Hier ergeben sich pädagogisch zahlreiche Anknüpfungspunkte, die sich auch ohne Probleme in der Oberstufe weiterführen lassen. Ich ergriff die Gelegenheit und ließ nach der Rückkehr außer Pastellzeichnungen zu den Felsenbildern im abgedunkelten Klassenzimmer die Schülerinnen und Schüler mit Kreide den Abdruck ihrer Hände auf die Tafel oder auf große Papierrollenstreifen pressen. Vor allem auf der schwarzen Tafel bekam das Ganze eine fast magische Qualität des ureigensten , individuellen Ausdruckes der Persönlichkeit! Ecce Homo ... hier bin ich ... wahrhaft ein Mensch! Mit dem Eindruck dieses gemeinsam gestalteten Abdruckes verließen wir dann anschließend für immer unser altes Klassenzimmer.

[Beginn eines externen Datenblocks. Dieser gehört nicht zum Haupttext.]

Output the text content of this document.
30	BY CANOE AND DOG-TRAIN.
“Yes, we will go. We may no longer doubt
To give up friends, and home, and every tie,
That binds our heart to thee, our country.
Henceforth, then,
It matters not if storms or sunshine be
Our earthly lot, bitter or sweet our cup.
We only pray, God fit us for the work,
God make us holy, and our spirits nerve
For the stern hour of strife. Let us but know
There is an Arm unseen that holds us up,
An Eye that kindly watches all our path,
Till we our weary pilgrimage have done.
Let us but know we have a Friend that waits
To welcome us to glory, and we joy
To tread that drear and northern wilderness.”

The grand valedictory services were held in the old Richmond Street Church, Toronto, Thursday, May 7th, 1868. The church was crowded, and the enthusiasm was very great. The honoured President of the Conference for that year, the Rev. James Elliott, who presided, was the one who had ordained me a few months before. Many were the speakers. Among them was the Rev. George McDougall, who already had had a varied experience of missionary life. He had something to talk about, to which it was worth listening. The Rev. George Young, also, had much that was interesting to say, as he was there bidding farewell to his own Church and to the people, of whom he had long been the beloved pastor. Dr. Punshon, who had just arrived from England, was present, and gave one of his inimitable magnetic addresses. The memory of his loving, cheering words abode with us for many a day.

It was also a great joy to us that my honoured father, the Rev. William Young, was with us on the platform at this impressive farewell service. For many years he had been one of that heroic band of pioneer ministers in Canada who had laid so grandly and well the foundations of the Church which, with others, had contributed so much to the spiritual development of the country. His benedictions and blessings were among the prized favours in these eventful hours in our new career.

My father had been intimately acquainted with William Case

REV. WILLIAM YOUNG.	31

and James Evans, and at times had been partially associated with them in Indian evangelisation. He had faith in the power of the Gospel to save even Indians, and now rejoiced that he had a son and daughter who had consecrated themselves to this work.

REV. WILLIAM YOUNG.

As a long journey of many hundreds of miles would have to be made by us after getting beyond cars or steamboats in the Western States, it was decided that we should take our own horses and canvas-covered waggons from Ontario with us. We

Ich muss sagen, dass unsere Fahrt wohl von Anfang an unter einem guten Stern gestanden hat. Das fing schon an mit Selami unserem freundlichen Busfahrer aus dem Kosovo und der Tatsache, dass wir durch günstige Umstände einen besonders geräumigen Bus für die Nachtfahrt zur Verfügung hatten, was das Reisen im Schlaf- oder Halbschlafzustand wesentlich angenehmer gestaltete. Die Tatsache, dann vor Ort einen professionellen Koch die ganze Zeit über zur Verfügung zu haben, trug ebenfalls zum allgemeinen Wohlbefinden der Klasse bei. Die professionelle Kompetenz der Leiter, ihre Fähigkeit zu motivieren und die Leichtigkeit im Umgang mit den Schülern, die sich nicht nur bei den auflockernden Spielen sondern vor allem auch in etwas kritischeren Situationen zeigte, schuf schnell eine Atmosphäre des Vertrauens und der sozialen Nähe.

Es war für mich als scheidender Klassenlehrer besonders angenehm und erfreulich, zu erleben wie sowohl das gemeinsame an die Grenzen Gehen von Jugendlichen und Erwachsenen als auch die natürliche Autorität durch Sachkompetenz neue Beziehungen und Verhältnisse untereinander schuf und dadurch befreiend wirkte, was stets die Selbstständigkeit und das Verantwortungsgefühl fördert.

Die Klasse war im nachhinein einhellig der Ansicht, dass diese Fahrt für alle ein Höhepunkt war, eben der „krönende Abschluss" ihrer Klassenlehrerzeit.

In diesem Sinne kann ich nur zu einer solchen Reise ermutigen, die Abschluss und Neuanfang für alle werden kann.